Sugar can be grown in two main ways. Most of the sugar supply, which is around
80%, comes from sugarcane. Sugarcane requires a tropical climate to grow, like
Brazil. The rest of sugar comes from sugar beet, which are mainly grown
in the United States and other countries which do not have a tropical climate. Worldwide,
70 countries produce sugar from sugarcane, 40 from sugar beets and 10 from
both. The top producers are Brazil, India, China, Thailand and Pakistan.

Supply and Demand

The sugar market depends
heavily on the weather, like most agricultural commodities. Bad weather
conditions may damage the crops and reduce the supply, hence affecting the
price as well. In this kind of situation, the price will rise to high levels as
demand will remain high. The demand for sugar is continually rising,
because now, sugar is not only used in food production, but it is also
an important input in biofuel production.

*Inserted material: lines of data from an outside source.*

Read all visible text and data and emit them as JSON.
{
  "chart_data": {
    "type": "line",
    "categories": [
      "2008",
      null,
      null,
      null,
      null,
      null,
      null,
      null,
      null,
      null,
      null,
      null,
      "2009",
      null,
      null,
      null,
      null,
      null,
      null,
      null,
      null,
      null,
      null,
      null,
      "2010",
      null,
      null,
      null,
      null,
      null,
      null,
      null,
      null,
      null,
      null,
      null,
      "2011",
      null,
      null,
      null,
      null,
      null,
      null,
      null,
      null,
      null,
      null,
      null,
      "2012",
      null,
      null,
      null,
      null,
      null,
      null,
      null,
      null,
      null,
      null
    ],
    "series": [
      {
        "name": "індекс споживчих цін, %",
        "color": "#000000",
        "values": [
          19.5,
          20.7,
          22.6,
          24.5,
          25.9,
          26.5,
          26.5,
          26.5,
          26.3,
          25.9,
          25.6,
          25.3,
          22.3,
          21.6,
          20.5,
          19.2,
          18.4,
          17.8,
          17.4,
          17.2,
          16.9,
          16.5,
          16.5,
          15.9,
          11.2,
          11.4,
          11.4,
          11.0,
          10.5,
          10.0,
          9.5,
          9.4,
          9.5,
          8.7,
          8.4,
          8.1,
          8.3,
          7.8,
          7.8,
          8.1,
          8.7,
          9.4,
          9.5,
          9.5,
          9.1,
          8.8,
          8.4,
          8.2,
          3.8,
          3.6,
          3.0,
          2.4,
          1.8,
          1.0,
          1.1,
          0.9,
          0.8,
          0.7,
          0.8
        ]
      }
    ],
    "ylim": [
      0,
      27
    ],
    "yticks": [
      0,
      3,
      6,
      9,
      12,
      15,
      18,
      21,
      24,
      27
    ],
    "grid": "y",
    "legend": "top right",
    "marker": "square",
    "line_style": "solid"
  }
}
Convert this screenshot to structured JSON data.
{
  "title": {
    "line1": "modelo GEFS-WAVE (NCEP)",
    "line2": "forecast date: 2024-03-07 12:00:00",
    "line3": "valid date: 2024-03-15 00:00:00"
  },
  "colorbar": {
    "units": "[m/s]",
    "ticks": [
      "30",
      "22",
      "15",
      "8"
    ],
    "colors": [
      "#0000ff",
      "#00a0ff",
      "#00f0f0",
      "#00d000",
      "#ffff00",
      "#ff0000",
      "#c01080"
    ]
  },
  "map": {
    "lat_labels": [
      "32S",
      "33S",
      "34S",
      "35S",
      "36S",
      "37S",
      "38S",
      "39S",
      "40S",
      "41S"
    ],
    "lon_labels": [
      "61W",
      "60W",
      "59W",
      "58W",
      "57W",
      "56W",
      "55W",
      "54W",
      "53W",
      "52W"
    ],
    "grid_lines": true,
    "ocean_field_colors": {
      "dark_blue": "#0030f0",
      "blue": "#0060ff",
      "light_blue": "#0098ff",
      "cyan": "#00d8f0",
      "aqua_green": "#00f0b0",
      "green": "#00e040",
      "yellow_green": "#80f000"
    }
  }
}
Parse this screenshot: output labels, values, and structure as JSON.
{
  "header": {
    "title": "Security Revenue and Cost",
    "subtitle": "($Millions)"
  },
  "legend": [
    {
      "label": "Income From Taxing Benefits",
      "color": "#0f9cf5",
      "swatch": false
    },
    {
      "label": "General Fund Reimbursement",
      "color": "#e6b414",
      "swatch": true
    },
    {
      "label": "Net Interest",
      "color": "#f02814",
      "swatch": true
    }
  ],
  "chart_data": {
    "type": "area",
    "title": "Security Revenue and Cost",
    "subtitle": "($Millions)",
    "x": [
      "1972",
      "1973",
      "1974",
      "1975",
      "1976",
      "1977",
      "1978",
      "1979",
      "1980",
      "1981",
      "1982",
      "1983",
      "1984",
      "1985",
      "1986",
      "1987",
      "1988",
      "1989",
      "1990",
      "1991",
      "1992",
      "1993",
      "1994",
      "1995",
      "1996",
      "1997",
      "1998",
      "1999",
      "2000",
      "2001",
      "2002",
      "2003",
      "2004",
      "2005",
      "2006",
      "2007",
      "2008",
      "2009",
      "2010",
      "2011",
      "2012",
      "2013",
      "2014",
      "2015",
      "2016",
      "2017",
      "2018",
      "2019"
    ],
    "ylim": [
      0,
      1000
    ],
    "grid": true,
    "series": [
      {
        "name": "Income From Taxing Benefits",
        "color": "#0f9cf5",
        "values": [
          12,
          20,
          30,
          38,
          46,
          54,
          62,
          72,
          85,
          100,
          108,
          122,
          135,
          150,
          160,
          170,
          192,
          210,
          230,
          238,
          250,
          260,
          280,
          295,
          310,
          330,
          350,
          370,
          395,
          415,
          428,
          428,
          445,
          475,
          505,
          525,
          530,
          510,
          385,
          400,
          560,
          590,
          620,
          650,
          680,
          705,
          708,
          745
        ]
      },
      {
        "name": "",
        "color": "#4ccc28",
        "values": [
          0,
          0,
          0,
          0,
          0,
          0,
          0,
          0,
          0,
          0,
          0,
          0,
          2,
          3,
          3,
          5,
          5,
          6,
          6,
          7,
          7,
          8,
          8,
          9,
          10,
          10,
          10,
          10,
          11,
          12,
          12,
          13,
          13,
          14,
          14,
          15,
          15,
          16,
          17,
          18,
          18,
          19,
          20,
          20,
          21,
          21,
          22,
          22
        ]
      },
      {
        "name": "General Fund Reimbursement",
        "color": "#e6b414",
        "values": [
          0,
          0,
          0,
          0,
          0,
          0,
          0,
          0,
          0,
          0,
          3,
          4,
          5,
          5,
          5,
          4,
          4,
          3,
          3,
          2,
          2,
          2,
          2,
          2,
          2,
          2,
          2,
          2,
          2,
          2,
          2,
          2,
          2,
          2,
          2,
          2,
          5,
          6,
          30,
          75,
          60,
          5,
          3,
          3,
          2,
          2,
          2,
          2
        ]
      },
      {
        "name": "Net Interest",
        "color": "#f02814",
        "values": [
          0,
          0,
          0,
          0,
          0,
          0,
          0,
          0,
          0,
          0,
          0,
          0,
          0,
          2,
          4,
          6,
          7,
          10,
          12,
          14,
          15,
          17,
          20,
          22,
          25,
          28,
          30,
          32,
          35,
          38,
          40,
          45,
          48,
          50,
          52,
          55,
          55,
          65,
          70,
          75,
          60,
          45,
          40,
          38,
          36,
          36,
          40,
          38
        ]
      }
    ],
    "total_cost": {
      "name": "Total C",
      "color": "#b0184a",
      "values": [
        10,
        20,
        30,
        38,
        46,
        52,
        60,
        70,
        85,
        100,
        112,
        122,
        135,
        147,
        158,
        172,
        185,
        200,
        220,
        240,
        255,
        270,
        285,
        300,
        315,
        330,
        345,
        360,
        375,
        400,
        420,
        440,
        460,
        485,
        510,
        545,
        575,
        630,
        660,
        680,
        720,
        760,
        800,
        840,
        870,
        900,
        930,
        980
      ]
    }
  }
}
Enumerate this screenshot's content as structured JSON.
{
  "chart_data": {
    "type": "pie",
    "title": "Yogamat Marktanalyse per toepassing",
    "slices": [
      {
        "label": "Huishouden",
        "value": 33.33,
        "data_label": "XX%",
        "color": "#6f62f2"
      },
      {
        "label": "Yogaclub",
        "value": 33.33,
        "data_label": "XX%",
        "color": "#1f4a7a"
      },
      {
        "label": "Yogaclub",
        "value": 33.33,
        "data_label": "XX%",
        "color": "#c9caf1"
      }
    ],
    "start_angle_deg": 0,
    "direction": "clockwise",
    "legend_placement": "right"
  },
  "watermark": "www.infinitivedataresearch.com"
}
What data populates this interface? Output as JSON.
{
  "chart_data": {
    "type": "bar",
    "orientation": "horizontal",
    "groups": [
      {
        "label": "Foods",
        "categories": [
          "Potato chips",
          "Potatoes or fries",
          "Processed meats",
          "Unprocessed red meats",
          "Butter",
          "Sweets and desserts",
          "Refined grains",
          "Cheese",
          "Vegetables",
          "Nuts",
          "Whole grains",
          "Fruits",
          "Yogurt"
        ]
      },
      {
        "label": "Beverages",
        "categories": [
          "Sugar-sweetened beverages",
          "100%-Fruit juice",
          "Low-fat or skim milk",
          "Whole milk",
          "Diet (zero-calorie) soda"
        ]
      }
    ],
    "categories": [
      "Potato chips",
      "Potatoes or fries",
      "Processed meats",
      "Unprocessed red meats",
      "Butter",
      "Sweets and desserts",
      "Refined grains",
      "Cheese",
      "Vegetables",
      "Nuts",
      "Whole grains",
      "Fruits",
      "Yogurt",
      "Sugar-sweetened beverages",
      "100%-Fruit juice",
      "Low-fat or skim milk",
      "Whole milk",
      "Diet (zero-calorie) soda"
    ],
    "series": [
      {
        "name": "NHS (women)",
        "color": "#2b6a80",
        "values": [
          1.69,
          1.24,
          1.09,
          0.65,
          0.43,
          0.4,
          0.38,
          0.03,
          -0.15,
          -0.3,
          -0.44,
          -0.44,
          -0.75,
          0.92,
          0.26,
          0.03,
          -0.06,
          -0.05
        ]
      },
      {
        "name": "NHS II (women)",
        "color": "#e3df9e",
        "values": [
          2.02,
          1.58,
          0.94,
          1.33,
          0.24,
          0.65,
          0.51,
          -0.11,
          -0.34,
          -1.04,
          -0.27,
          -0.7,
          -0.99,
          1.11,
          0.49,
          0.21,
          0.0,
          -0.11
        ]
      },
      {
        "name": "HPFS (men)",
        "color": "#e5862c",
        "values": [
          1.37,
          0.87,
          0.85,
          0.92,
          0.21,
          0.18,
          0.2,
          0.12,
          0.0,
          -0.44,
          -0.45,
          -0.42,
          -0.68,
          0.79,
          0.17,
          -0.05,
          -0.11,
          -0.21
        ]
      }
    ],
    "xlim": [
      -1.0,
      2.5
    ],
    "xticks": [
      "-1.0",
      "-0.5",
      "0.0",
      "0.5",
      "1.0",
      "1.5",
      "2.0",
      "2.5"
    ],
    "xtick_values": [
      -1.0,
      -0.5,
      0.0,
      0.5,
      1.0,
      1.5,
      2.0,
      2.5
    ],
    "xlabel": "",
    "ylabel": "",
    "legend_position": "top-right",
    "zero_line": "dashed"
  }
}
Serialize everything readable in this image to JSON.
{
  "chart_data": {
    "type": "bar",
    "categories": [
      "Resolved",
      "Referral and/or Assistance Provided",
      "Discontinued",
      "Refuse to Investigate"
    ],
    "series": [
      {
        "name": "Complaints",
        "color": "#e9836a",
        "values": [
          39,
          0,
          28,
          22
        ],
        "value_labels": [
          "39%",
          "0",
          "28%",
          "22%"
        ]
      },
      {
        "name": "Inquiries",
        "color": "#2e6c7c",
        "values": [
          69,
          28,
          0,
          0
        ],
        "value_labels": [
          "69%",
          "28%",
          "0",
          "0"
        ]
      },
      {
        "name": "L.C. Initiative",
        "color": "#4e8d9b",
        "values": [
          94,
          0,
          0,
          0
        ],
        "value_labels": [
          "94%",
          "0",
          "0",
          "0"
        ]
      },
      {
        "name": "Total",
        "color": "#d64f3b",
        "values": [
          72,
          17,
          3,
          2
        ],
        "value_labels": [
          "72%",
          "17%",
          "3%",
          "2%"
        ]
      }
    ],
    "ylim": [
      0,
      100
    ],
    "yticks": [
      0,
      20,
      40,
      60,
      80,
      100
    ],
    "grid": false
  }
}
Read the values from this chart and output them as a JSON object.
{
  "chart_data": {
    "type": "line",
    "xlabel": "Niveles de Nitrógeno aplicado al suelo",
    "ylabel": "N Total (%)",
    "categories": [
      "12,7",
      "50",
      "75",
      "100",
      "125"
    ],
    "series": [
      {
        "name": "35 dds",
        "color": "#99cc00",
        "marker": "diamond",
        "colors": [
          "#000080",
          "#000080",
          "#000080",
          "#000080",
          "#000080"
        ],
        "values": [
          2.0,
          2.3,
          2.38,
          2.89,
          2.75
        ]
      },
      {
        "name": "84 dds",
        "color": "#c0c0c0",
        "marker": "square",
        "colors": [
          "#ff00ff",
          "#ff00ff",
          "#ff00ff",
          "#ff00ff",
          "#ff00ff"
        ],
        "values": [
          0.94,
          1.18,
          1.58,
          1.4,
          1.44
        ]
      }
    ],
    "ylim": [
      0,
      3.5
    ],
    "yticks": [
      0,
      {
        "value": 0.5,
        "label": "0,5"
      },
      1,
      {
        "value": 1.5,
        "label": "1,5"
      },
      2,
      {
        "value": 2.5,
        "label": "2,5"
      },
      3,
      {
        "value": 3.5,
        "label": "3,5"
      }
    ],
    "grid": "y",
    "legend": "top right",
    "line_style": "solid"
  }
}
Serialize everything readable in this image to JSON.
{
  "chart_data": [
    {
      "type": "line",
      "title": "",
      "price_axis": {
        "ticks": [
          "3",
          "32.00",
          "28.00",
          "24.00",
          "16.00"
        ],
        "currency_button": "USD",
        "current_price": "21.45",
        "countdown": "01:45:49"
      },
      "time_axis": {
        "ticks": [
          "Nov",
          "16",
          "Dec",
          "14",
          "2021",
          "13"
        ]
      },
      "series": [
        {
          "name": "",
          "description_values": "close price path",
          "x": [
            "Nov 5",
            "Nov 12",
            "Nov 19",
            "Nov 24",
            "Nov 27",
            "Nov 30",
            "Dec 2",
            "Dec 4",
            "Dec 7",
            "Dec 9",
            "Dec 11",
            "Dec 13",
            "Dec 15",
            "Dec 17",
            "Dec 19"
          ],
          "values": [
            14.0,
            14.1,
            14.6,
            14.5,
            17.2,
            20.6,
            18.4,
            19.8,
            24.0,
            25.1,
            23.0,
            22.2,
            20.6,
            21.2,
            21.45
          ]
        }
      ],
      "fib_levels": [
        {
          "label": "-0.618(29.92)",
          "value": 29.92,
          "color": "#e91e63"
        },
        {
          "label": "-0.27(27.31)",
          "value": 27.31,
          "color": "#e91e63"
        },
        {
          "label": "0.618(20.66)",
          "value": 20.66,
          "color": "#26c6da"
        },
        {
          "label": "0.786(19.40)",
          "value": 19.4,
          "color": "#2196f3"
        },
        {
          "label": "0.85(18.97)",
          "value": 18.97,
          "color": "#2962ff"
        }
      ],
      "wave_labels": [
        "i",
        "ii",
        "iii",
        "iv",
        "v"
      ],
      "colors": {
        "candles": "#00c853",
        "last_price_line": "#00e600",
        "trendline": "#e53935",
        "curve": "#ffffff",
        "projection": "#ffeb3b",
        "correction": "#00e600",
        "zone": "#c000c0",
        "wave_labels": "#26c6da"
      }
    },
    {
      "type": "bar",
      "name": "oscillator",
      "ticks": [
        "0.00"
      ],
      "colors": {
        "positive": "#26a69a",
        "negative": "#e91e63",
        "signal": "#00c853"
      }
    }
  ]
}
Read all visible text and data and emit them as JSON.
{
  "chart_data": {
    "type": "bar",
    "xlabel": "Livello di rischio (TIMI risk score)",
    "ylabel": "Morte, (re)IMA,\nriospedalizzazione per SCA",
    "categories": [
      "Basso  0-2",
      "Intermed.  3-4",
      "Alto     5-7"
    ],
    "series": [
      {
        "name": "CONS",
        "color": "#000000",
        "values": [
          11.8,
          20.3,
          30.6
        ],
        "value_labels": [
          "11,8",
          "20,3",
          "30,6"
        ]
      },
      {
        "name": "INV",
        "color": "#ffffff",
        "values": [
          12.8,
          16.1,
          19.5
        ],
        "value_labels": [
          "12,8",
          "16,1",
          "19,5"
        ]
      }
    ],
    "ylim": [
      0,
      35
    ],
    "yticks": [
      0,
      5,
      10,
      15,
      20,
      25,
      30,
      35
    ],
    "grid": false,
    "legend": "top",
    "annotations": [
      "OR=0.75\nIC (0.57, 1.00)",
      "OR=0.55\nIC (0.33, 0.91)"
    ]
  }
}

Today the international community
has become much more aware of the state of the environment. A result of this is
the rise of alternative energy resources other than fossil fuels. One of these
alternatives is biofuels, where sugar is an important input
material. Sugar is replacing corn as the leading input in biofuel
production, because of it is much more efficient than corn. These two factors
combined are raising the demand for sugar and should be monitored in
order to be able to make a realistic and calculated price forecast.  In festive seasons, the demand for sugar tends
to increase as there are more consumers, although this is a short-term effect
on demand.

 As the demand for sugar is always rising, the
supply is trying to keep up with the demand. The prices of sugar are decreasing
as the demand is increasing, following the law of demand. The supply of sugar
increases, so the price also increases, according to the law of supply. Since
there is no alternative for sugar, the supply of sugar is relatively inelastic.